AbstractThe dependence of thermal conductivity on molding pressure in composites containing H‐ and J‐type aggregation molecules is investigated for the first time. When mixed with hexagonal boron nitride (h‐BN), small molecules capable of H‐ and J‐aggregation significantly affect the orientation of h‐BN under pressure, resulting in a substantial pressure dependence. For demonstration, 4′,4′′′‐(1,2‐diphenylethylene‐1,2‐diyl)bis{(1,1′‐biphenyl)‐4‐carbonitrile} (TPE‐2CP) and 4′,4′′′,4′′′′′,4′′′′′′′‐(ethene‐1,1,2,2‐tetrayl)tetrakis[{(1,1′‐biphenyl)‐4‐carbonitrile}] (TPE‐4CP) are synthesized, which exhibit H‐ and J‐aggregation, respectively. Furthermore, epoxy (EP) composites containing TPE‐2CP or TPE‐4CP are prepared, which show different aggregation states with changing pressure.
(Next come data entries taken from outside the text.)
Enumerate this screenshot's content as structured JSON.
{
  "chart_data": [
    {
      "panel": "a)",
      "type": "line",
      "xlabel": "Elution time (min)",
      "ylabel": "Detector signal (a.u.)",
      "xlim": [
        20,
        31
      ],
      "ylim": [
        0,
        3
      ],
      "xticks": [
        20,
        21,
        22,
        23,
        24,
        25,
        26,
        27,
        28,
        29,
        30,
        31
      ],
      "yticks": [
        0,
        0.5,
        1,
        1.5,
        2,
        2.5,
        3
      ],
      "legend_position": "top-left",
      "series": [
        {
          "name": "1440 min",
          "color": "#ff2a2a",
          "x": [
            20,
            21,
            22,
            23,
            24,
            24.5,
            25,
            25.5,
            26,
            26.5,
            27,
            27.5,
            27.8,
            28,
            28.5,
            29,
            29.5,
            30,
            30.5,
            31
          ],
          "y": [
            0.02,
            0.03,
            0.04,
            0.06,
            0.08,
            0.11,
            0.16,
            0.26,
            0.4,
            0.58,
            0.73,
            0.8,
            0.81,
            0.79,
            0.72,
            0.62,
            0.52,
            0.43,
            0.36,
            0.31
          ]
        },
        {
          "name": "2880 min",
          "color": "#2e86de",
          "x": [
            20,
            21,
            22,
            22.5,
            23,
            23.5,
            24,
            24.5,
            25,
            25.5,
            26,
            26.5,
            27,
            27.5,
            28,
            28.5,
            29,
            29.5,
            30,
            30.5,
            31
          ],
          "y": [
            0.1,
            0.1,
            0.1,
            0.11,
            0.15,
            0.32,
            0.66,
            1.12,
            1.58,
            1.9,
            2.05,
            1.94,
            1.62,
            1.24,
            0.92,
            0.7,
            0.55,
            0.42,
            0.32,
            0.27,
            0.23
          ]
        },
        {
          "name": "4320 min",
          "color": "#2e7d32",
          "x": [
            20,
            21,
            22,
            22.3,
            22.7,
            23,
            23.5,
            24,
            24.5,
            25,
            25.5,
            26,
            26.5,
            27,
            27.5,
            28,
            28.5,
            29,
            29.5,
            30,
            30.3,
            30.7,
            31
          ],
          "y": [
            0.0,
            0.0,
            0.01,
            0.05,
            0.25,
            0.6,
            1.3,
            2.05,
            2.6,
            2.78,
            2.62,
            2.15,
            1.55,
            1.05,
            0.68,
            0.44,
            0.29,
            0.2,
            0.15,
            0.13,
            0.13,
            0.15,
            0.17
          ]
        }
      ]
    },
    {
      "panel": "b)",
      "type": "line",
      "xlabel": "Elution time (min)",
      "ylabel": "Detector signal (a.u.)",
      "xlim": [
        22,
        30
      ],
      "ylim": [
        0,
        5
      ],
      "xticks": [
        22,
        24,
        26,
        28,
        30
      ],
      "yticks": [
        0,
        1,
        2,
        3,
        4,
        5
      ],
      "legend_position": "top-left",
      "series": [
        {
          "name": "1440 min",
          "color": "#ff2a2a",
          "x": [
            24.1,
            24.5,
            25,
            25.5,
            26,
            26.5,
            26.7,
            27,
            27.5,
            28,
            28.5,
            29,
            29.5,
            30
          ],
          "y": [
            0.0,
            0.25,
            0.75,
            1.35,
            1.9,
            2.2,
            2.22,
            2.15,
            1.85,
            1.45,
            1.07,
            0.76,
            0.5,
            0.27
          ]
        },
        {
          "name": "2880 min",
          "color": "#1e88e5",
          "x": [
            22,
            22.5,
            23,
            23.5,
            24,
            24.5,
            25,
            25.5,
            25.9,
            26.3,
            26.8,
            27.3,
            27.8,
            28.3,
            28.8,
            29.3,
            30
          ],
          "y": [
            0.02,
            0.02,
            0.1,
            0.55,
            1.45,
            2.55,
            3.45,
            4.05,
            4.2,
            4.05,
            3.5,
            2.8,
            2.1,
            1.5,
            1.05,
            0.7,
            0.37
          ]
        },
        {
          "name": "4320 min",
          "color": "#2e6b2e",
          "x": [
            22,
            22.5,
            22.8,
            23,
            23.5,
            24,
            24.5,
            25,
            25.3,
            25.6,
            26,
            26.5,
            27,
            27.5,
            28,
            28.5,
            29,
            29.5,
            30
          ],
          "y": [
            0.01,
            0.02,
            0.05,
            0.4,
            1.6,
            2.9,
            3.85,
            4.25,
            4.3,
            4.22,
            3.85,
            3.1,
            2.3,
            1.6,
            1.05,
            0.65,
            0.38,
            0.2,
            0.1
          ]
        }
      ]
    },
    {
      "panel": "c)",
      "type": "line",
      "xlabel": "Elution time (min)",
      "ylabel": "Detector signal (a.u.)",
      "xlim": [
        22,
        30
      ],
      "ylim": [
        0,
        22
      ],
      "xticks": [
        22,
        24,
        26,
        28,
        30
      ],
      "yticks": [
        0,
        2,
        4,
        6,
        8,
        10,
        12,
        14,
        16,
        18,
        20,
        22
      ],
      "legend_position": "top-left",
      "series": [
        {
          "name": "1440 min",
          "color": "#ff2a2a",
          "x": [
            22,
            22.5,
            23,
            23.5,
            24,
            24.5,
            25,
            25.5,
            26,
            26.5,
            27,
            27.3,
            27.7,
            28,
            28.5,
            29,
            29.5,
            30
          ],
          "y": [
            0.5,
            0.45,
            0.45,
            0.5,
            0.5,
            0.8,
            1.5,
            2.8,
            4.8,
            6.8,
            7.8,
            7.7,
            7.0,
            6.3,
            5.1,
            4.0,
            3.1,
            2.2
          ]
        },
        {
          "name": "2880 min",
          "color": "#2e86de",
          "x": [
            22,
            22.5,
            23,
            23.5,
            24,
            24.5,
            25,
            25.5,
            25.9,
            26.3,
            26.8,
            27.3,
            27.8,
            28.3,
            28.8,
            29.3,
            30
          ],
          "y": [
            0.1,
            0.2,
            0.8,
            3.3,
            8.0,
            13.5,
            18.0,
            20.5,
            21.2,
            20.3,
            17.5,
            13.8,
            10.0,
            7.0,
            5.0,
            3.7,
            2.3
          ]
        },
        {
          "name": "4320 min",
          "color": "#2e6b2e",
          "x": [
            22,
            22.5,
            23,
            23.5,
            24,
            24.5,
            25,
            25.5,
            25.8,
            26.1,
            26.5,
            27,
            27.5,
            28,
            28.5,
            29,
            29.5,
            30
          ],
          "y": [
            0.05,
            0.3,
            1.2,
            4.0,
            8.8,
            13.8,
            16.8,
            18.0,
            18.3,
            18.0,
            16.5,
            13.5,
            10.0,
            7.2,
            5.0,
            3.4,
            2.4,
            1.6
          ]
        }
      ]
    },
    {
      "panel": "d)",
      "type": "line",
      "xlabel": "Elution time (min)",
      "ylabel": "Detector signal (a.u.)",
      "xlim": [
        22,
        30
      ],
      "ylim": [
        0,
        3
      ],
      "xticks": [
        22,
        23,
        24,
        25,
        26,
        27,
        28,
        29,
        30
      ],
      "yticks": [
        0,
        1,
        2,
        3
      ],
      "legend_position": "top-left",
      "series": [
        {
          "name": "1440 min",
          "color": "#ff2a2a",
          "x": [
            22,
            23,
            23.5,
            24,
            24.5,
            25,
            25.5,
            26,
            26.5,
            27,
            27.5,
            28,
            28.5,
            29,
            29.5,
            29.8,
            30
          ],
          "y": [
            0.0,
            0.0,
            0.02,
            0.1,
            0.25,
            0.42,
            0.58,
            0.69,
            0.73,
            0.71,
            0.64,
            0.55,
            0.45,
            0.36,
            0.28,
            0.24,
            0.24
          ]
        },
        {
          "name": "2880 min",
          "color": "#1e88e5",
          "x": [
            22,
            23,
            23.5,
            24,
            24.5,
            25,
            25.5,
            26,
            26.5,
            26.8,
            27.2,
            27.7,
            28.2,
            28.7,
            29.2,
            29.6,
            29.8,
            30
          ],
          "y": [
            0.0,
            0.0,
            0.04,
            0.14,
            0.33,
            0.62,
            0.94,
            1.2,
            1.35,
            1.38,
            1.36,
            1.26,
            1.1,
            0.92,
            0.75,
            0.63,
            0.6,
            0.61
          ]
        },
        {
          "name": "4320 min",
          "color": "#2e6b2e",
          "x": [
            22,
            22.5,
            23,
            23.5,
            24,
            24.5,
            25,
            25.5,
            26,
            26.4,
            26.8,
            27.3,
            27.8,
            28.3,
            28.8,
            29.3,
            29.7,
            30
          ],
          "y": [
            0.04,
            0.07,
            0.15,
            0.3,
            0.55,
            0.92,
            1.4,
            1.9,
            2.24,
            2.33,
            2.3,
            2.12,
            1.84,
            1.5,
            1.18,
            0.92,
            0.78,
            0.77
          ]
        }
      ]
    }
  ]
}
As the pressure increases, the thermal conductivity gradually increases in the radial direction and decreases in the axial direction for TPE‐4CP/EP (and vice versa for TPE‐2CP/EP, but to a lesser extent). Consequently, the pressure dependence of composites with h‐BN as a filler to TPE‐4CP/EP is also examined. The radial thermal conductivity of this h‐BN/TPE‐4CP/EP composite increases from 0.8888 W mK−1 at 10 MPa to 1.0062 W mK−1 at 50 MPa. The reasons for the appearance of aggregation states and changes in the thermal conductivity with increasing pressure are then discussed. These findings will contribute to advancing heat dissipation materials by adding TPEs‐based fillers that are biased in one direction using conventional pressure processing techniques.